Berkeleyside
- Type: Online newspaper
- Founder(s): Lance Knobel, Frances Dinkelspiel, Tracey Taylor
- Publisher: Cityside Journalism Initiative
- President: Lance Knobel
- Editor: Zac Farber
- Founded: 2009; 17 years ago
- Headquarters: PO Box 70004, Oakland, California 94612
- City: Oakland, CA
- Website: www.berkeleyside.org

= Berkeleyside =

American digital newspaper

Berkeleyside is a digital newspaper founded in 2009. It covers life and politics in contemporary Berkeley, California, reporting on politics, schools, crime and business, as well as the food scene in the East Bay.

== Business ==
Berkeleyside has two main revenue sources: membership and advertising. For six years, from 2013 to 2018, it held an annual ideas festival, called Uncharted: the Berkeley Festival of Ideas.

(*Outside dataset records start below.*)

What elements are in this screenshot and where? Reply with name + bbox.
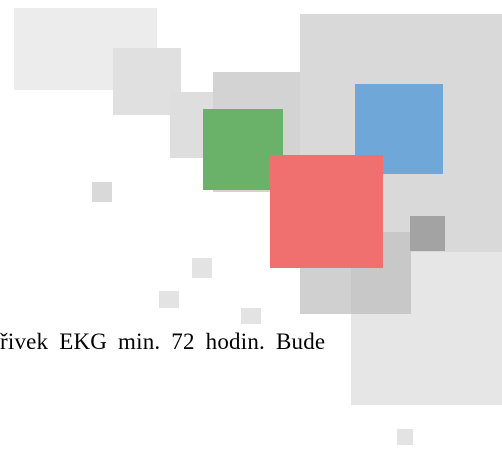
decorative-square-small [92,182,112,202]
decorative-square-small [241,308,261,324]
document-text-line: řivek EKG min. 72 hodin. Bude [0,329,326,354]
decorative-square-left-mid [113,48,181,115]
decorative-square-small [397,429,413,445]
decorative-square-red [270,155,383,268]
decorative-square-green [203,109,283,190]
decorative-square-small [192,258,212,278]
decorative-square-small [159,291,179,308]
decorative-square-dark [410,216,445,251]
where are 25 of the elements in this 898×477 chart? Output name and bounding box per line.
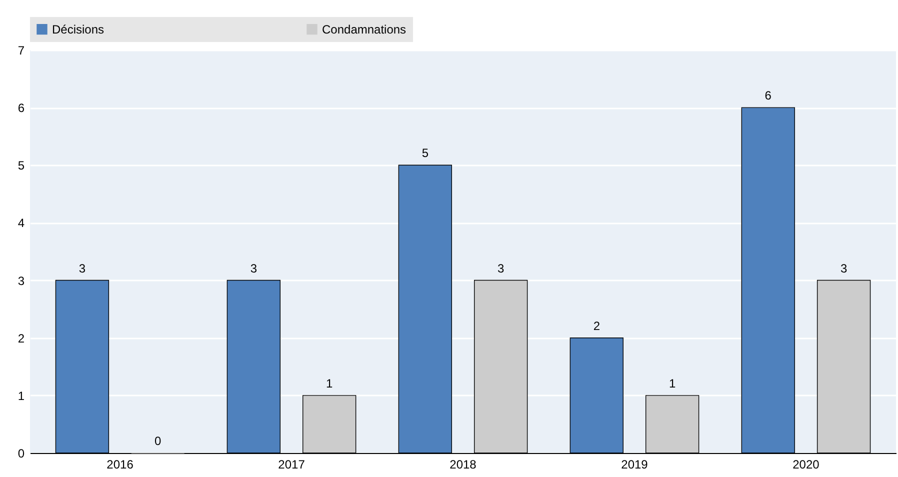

In 2016, Berkeleyside became the first news site in the U.S. to launch a direct public offering, offering up to $800,000 in preferred stock to California residents. The direct public offering closed in 2018, after Berkeleyside raised $1 million from more than 350 readers. In 2017, Berkeleyside received a $60,000 grant from the Lenfest Institute to teach other news organizations how to launch a direct public offering.

== History ==
Berkeleyside was founded by Frances Dinkelspiel, Lance Knobel and Tracey Taylor in response to the cutbacks in local news that affected the Bay Area. All three worked as journalists before starting the site.

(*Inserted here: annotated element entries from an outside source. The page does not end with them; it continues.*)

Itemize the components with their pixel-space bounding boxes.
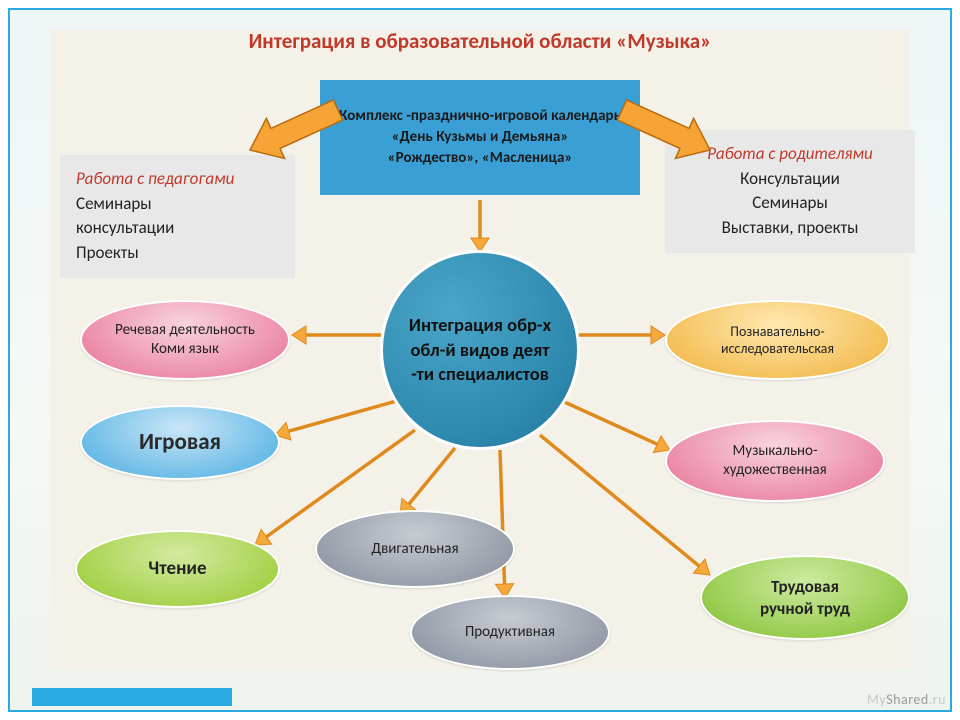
node-play: Игровая xyxy=(80,405,280,480)
node-reading: Чтение xyxy=(75,530,280,608)
node-research: Познавательно- исследовательская xyxy=(665,300,890,380)
watermark: MyShared.ru xyxy=(867,691,946,708)
node-motor: Двигательная xyxy=(315,510,515,588)
watermark-ru: .ru xyxy=(929,691,946,708)
node-labor: Трудовая ручной труд xyxy=(700,555,910,640)
center-circle: Интеграция обр-х обл-й видов деят -ти сп… xyxy=(380,250,580,450)
watermark-shared: Shared xyxy=(886,691,929,708)
center-text: Интеграция обр-х обл-й видов деят -ти сп… xyxy=(401,313,559,388)
node-speech: Речевая деятельность Коми язык xyxy=(80,300,290,380)
node-music: Музыкально- художественная xyxy=(665,420,885,502)
node-product: Продуктивная xyxy=(410,595,610,670)
watermark-my: My xyxy=(867,691,886,708)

Berkeley is a city of 120,000 residents. Its culture and politics are heavily influenced by the presence of the University of California, Berkeley, campus in the center of the city. Berkeleyside takes as its premise the idea that Berkeley has had an outsized influence on the culture of the United States. Berkeleyside's coverage reflects the notion that Berkeley is a city of cutting-edge ideas and technologies that is frequently in the forefront of political discourse.

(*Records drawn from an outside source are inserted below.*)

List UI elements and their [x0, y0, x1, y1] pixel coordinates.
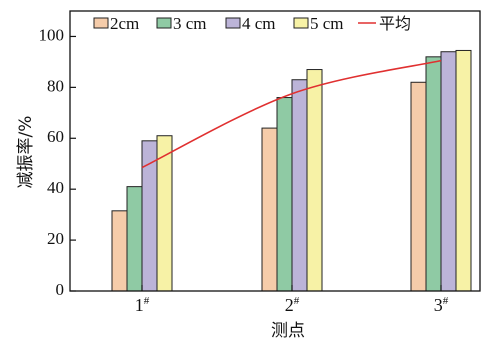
y-tick-label: 20 [47, 229, 64, 248]
x-tick-label: 1# [135, 295, 150, 315]
legend-label: 4 cm [242, 14, 276, 33]
bar-5cm-2 [306, 69, 323, 292]
average-line [141, 59, 442, 169]
bar-3cm-2 [276, 97, 293, 292]
legend-label: 平均 [379, 14, 411, 33]
y-tick-label: 0 [56, 280, 65, 299]
legend-swatch [293, 17, 309, 29]
bar-3cm-1 [126, 186, 143, 292]
average-line-group [141, 59, 442, 169]
y-tick-label: 60 [47, 127, 64, 146]
legend-label: 2cm [110, 14, 139, 33]
bar-2cm-1 [111, 210, 128, 292]
y-axis-title: 减振率/% [16, 116, 36, 189]
x-axis-title: 测点 [271, 321, 305, 339]
legend-swatch [225, 17, 241, 29]
x-axis-ticks: 1# 2# 3# [135, 285, 449, 315]
bar-2cm-2 [261, 127, 278, 292]
bar-2cm-3 [410, 81, 427, 292]
bar-3cm-3 [425, 56, 442, 292]
plot-frame [69, 10, 481, 292]
bar-4cm-3 [440, 51, 457, 292]
y-tick-label: 100 [39, 25, 65, 44]
legend-label: 3 cm [173, 14, 207, 33]
legend-swatch [93, 17, 109, 29]
bar-4cm-2 [291, 79, 308, 292]
y-tick-label: 40 [47, 178, 64, 197]
bar-5cm-3 [455, 49, 472, 292]
bar-group [111, 49, 472, 292]
legend-label: 5 cm [310, 14, 344, 33]
legend: 2cm 3 cm 4 cm 5 cm 平均 [93, 14, 411, 33]
legend-swatch [156, 17, 172, 29]
x-tick-label: 2# [285, 295, 300, 315]
y-axis-ticks: 0 20 40 60 80 100 [39, 25, 76, 299]
x-tick-label: 3# [434, 295, 449, 315]
y-tick-label: 80 [47, 76, 64, 95]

In 2019, the founders of Berkeleyside created a new 501(c)(3) organization called the Cityside Journalism Initiative to serve as the publisher of Berkeleyside. Cityside launched The Oaklandside for Oakland, California in March 2020 and Richmondside for Richmond, California in June 2024.

== Awards ==
Berkeleyside has received numerous awards for its reporting. In both 2013 and 2014, the Northern California Chapter of the Society of Professional Journalists gave Berkeleyside an Excellence in Journalism award for its community journalism. In 2016, the same organization gave Emilie Raguso, senior reporter, and Frances Dinkelspiel an award in explanatory journalism for their comprehensive coverage of homelessness in Berkeley. In 2017, SPJ NorCal named Emilie Raguso the “Journalist of the Year.”

In 2017, the San Francisco Press Club gave Berkeleyside first place in the digital media division for “Overall Excellence,” along with awards for breaking news, coverage of Berkeley's November 2016 election, and other stories.